Les philosophes se classent en deux grands camps— les matérialistes et les idéalistes—en fonction des réponses quils donnent à la question du rapport de la conscience à l'être, du rapport de l'esprit à la nature. Ceux qui considèrent que le développement de l'esprit détermine le développement de la nature et qui, partant, admettent en dernière analyse la création du monde constituent le camp idéaliste. Ceux qui prennent la nature comme principe de base appartiennent aux diverses écoles matérialistes.
Le passage d'Engels aux positions matérialistes est nettement visible dans son analyse du système social et politique de la Grande-Bretagne. Engels conclut qu'en Grande-Bretagne la lutte politique a pour assise les intérêts matériels de classes différentes: il révèle la nature de classe des partis qui combattent sur la scène politique, le caractère de classe de l'Etat britannique. Engels définit le parti tory au pouvoir comme le parti de la noblesse et du clergé réactionnaire, le parti libéral whig comme celui des fabricants et des commerçants et le parti chartiste comme un parti dont les principes sont l'expression de la conscience collective des ouvriers britanniques.

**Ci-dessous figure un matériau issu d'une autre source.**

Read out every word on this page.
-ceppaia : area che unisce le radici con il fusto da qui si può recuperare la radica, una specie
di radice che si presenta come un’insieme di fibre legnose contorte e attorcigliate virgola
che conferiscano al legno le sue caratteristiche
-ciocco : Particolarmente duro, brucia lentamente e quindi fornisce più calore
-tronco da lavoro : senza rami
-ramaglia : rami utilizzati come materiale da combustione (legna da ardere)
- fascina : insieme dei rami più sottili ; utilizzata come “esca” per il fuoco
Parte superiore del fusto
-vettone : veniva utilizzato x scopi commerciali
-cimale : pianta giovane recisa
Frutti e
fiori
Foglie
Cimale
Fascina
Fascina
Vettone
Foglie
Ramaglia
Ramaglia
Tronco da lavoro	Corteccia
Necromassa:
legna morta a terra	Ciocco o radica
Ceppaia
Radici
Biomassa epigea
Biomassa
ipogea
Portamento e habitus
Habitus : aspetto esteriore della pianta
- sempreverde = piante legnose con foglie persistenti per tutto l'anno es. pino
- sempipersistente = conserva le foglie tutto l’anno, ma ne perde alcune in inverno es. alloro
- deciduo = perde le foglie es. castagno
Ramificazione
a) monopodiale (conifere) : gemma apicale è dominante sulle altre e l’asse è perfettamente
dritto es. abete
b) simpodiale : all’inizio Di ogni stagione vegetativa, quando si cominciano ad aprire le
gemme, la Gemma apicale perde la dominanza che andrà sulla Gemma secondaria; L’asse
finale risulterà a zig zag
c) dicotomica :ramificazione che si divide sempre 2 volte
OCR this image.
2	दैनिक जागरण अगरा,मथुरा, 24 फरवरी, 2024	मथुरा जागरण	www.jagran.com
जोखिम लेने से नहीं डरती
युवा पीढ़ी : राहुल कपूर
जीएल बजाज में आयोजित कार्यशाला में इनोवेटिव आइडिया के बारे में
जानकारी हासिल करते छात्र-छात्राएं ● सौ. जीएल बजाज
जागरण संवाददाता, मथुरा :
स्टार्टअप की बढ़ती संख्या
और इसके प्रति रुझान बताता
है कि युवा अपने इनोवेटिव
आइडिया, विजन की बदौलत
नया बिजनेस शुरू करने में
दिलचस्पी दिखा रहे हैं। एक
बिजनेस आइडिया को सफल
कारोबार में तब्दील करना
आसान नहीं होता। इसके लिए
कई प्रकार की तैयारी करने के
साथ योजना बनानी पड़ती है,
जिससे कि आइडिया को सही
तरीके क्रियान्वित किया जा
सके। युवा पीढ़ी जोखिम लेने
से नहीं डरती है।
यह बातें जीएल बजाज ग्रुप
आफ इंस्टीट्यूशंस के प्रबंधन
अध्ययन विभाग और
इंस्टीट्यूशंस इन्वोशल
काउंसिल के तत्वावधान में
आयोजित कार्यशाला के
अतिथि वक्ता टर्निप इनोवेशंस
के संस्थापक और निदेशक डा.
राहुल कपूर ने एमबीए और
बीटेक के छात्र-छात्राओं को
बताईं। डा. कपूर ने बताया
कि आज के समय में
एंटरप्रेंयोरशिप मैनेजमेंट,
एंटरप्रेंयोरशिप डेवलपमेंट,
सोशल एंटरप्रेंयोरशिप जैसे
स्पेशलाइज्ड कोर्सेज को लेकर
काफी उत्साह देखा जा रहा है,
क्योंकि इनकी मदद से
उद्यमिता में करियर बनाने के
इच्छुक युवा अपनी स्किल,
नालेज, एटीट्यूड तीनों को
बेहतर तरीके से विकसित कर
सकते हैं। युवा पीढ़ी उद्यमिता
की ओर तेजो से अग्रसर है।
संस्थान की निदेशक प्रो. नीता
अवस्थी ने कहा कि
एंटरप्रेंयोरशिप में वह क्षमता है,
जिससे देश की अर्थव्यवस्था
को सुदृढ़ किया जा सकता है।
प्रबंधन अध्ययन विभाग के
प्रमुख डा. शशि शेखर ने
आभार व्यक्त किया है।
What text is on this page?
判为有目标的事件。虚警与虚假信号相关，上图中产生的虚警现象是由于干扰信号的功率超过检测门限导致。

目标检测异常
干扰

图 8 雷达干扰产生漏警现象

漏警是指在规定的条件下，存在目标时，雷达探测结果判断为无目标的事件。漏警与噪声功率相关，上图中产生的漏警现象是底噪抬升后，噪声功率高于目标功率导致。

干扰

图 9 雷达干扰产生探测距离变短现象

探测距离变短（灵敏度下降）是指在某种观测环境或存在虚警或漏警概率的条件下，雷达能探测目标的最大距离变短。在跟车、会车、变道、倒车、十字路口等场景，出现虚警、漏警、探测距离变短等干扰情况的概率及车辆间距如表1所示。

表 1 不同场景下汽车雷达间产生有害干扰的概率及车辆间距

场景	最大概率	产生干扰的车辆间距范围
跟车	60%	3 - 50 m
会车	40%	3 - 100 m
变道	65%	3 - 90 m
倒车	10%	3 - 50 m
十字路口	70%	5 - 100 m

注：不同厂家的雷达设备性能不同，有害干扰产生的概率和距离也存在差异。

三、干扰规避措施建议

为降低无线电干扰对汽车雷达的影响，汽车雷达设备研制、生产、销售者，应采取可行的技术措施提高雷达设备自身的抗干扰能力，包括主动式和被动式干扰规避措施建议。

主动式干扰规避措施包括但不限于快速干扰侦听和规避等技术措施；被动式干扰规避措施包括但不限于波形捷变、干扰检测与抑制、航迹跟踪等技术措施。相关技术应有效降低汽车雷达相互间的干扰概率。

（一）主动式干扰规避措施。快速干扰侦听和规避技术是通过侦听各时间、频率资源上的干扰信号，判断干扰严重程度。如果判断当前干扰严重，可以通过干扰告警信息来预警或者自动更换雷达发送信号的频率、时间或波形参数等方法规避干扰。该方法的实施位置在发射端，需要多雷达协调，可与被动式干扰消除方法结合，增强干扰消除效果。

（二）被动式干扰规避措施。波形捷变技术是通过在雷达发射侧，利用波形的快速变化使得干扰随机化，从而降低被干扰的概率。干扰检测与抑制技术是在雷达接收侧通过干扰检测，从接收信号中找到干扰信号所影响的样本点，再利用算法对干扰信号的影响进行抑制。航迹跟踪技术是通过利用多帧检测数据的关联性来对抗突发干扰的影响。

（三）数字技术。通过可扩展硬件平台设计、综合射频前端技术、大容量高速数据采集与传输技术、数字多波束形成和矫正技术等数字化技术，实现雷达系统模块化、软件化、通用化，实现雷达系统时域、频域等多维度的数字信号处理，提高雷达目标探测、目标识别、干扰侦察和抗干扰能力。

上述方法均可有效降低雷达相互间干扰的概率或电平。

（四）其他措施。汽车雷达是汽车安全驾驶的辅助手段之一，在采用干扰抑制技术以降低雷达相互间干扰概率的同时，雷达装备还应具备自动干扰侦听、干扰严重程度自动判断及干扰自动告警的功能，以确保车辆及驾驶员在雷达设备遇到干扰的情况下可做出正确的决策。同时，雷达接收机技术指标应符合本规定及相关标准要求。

C'est dans le livre « La situation de la classe laborieuse en Angleterre », achevé après sa rencontre avec Marx et publié en Allemagne en 1845, qu'Engels dressa le bilan de l'étude des rapports sociaux en Grande-Bretagne et, au premier chef, de la vie et de la lutte du prolétariat. Dans cet ouvrage, Engels est le premier socialiste à fournir une analyse des conséquences profondes de la révolution industrielle en Grande-Bretagne. Il y révèle plusieurs lois du capitalisme britannique, de la production capitaliste: crises économiques périodiques, formation d'une armée industrielle de réserve (les chômeurs), aggravation de l'exploitation de la classe ouvrière et des masses laborieuses au fur et à mesure de la croissance du capital. Après avoir décrit de manière éclatante et véridique les conditions de travail et d'existence des ouvriers, leur salaire, leur journée de travail et leurs conditions d'habitat, le dur travail des femmes et des enfants, la situation désespérée des sans-travail, Engels conclut que des intérêts du prolétariat et de la bourgeoisie sont incompatibles.
AVEC MARX.
L'ÉLABORATION DES PRINCIPES
DU COMMUNISME SCIENTIFIQUE.
LE DÉBUT DE LA LUTTE
POUR LA CRÉATION
D'UN PARTI PROLÉTARIEN
A la fin du mois d'août 1844, Engels quitta Manchester. Sur le chemin du retour au pays, il s'arrêta à Paris où il rendit visite à Karl Marx qui y vivait. Jusque-là, ils ne s'étaient vus qu'une fois, et en coup de vent. Il est vrai qu'Engels avait envoyé ses articles à la rédaction de la Gazette Rhénane à Cologne—dont Marx était le rédacteur—d'abord de Berlin, puis de Manchester. En janvier 1843, le gouvernement prussien décréta la fermeture de la Gazette Rhénane dont la tendance démocratique révolutionnaire se précisait.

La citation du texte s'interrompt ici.